Communiqué de Jordan Bardella, vice-président du Rassemblement national, député français au Parlement européen

Alors que l’épidémie du coronavirus continue de progresser dans la région de Wuhan en Chine, le commerce mondial connaît d’importantes perturbations. De très nombreux groupes, dont Airbus, Renault, ou le spécialiste de l’électroménager Seb, sont obligés de fermer certaines de leurs usines de fabrication, ce qui, par ricochet, met à l’arrêt fournisseurs et sous-traitants.

S’il n’y a historiquement rien d’extraordinaire à ce qu’une crise pour le moment régionale ait des effets planétaires, cette épidémie vient cependant illustrer le danger que représente une situation trop importante de dépendance à l’égard d’un pays étranger en matière d’importations.
Cet enjeu est frappant en ce qui concerne nos approvisionnements en médicaments et en équipements de protection médicaux, qui pour plus de 90% d’entre eux proviennent de Chine, et dont nous risquons de connaître une pénurie alors même que l’épidémie pourrait prendre de l’ampleur au niveau mondial.

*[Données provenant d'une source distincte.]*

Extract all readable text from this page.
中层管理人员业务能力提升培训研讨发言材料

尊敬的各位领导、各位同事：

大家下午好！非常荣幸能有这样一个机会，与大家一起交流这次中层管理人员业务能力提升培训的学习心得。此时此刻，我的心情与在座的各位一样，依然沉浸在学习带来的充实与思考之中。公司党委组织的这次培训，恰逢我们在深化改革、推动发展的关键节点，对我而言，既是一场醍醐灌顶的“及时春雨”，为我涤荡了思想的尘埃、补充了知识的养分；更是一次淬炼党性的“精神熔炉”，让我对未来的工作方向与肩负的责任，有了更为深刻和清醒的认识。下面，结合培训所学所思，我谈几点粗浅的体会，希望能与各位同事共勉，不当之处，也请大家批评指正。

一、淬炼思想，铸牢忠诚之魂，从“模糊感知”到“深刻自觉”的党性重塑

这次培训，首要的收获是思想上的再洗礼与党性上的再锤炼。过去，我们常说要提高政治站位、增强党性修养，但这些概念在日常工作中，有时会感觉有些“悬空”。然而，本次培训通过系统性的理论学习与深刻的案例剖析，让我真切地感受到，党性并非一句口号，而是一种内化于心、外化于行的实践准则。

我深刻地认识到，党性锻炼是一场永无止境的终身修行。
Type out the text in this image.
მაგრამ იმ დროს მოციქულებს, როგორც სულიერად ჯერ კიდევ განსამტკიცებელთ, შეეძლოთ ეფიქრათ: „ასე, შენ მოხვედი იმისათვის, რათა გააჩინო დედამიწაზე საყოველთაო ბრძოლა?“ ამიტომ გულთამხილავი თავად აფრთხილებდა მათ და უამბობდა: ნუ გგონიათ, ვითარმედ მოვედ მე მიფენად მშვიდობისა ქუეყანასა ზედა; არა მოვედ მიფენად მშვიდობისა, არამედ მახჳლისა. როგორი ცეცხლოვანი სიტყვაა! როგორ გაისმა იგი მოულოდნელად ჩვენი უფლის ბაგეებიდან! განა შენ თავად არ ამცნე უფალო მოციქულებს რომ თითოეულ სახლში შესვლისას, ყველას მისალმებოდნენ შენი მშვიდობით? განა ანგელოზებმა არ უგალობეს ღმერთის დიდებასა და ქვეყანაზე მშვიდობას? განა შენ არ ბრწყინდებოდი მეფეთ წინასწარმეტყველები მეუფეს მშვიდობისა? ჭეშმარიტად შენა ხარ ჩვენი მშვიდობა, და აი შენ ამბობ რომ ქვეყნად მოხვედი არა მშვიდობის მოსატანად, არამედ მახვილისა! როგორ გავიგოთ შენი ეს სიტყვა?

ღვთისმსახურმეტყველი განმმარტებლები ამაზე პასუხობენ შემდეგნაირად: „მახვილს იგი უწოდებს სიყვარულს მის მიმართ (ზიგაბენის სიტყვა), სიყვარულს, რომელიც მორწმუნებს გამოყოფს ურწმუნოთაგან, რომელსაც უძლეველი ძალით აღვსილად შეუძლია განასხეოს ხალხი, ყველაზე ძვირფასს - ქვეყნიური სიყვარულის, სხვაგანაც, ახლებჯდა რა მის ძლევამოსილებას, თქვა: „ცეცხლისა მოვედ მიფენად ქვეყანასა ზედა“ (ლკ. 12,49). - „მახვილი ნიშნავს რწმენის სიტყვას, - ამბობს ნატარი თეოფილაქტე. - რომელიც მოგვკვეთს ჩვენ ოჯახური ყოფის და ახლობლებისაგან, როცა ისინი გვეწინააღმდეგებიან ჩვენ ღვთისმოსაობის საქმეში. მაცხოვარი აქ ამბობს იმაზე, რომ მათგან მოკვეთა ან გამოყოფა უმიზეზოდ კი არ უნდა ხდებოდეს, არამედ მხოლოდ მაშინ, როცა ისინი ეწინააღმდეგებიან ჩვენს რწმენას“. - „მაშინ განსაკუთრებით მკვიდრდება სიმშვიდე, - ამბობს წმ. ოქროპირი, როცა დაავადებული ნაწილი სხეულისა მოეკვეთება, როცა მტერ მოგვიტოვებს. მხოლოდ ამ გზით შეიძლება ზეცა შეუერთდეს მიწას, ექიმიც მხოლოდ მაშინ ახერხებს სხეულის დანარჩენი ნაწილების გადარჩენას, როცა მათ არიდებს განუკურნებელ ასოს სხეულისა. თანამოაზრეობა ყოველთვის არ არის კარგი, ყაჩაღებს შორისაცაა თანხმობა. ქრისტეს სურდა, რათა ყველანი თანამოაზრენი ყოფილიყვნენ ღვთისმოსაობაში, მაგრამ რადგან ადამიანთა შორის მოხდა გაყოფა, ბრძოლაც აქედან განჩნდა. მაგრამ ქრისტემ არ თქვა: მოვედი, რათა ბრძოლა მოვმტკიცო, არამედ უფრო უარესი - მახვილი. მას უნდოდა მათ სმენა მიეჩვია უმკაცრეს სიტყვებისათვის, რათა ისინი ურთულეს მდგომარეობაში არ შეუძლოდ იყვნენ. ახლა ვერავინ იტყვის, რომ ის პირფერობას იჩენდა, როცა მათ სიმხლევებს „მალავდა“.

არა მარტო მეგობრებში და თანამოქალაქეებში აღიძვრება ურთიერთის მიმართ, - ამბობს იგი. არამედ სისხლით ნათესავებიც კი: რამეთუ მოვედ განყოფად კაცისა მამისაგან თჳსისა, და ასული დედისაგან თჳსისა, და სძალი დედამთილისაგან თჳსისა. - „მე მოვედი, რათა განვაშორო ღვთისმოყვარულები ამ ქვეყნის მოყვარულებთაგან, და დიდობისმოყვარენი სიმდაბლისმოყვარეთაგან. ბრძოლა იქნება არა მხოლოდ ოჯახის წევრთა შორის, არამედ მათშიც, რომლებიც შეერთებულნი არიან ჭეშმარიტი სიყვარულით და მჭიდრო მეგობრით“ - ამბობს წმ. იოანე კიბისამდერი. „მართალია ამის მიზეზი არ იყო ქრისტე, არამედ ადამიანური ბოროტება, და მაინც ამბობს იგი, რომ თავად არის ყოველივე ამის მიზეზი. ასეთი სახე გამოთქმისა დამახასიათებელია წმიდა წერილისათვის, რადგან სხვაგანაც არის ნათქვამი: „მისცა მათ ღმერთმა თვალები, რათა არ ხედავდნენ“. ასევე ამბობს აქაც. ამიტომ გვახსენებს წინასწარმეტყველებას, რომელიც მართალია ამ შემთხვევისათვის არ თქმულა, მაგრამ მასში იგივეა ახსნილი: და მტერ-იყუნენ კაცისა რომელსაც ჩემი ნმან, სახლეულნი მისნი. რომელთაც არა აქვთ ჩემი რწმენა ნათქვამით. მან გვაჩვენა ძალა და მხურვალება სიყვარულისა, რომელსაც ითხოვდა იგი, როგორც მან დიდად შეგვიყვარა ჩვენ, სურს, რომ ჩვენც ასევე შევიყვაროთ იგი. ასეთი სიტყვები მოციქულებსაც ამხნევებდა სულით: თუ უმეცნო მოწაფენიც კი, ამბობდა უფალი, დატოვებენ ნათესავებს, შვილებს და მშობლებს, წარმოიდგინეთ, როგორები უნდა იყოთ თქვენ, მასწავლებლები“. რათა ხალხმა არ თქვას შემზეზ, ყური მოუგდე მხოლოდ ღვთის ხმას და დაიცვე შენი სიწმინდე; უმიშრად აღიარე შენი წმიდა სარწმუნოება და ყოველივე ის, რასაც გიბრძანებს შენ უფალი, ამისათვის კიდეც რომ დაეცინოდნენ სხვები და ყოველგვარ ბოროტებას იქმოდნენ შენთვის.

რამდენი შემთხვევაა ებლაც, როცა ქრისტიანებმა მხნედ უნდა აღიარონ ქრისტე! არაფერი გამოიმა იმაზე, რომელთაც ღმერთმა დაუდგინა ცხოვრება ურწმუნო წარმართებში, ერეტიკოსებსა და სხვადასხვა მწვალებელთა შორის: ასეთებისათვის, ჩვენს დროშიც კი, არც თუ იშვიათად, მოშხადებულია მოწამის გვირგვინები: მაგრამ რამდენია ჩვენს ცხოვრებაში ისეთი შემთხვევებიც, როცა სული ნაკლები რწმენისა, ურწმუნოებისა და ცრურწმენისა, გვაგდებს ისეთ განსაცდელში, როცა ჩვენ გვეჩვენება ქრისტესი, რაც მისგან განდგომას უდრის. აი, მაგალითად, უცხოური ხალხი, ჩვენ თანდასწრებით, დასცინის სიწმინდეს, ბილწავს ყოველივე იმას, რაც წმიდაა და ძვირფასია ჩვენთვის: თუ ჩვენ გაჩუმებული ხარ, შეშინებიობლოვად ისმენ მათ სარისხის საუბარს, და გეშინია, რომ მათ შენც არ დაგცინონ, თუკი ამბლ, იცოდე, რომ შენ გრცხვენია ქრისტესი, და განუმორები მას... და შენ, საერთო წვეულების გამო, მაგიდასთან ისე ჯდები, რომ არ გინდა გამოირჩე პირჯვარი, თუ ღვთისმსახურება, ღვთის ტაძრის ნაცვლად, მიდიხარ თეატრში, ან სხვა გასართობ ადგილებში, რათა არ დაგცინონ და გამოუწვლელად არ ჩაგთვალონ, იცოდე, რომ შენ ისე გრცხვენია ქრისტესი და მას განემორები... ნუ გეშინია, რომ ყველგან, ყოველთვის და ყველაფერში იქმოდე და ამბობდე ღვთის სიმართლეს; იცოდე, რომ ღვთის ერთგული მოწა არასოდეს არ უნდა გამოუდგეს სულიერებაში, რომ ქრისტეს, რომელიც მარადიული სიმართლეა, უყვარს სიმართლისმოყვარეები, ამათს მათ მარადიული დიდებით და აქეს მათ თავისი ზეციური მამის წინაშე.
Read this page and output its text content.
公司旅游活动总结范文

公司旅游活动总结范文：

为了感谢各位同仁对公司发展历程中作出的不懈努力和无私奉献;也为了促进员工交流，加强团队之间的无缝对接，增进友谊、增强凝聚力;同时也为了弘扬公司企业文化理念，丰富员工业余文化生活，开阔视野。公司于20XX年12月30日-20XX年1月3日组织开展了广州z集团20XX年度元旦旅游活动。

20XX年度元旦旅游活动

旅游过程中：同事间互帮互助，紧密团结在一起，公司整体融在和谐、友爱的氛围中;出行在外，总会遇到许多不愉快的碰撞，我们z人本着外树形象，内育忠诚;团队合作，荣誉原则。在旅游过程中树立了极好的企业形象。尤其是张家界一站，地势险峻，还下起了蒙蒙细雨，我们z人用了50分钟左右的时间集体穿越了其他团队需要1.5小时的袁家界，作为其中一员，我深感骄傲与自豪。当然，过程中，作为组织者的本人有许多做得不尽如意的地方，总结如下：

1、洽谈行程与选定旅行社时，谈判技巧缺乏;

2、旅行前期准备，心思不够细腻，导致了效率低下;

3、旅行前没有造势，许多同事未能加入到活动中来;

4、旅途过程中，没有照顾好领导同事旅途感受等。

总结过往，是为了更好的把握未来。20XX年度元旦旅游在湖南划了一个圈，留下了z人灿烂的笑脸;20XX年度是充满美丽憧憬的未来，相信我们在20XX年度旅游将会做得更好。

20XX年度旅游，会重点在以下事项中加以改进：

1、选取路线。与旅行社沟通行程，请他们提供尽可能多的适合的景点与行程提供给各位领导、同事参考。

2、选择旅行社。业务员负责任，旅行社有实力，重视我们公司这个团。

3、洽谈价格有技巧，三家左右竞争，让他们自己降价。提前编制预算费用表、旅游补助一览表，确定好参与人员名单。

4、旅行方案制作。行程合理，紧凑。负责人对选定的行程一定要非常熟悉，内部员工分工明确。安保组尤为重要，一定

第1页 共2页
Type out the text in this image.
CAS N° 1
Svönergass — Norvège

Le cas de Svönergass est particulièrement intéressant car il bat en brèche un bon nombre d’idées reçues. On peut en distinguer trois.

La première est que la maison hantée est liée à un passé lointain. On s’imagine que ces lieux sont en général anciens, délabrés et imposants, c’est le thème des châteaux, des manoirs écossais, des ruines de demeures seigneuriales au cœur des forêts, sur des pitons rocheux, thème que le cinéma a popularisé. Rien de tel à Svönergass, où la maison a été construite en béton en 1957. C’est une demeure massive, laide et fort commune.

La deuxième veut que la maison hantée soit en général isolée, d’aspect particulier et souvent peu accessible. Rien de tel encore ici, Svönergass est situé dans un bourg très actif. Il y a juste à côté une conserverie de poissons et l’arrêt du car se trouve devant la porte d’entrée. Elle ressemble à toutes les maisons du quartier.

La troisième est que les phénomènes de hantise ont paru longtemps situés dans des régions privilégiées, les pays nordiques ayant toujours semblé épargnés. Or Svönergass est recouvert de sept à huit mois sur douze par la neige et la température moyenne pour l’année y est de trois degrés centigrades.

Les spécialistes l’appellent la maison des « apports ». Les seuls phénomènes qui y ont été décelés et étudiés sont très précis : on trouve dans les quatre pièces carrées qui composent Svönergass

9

Cet épisode pandémique doit nous pousser et pousse d’ailleurs déjà certains PDG à réfléchir aux moyens de limiter cette dépendance et cette fragilité, et donc chercher à relocaliser une partie des chaînes de fabrication que nos dirigeants ont abandonnées aux vents de la mondialisation sauvage. Cette recherche d’une plus grande résilience est par ailleurs tout à fait en phase avec les enjeux écologiques de notre temps puisqu’elle réduirait nos importations.

Qu’il s’agisse de renforcer notre secteur manufacturier national, de limiter notre dépendance à l’étranger en matière d’approvisionnements ou de réduire les importations de ce que nous sommes capables de fabriquer ici, la relocalisation est décidément l’un des grands combats d’avenir.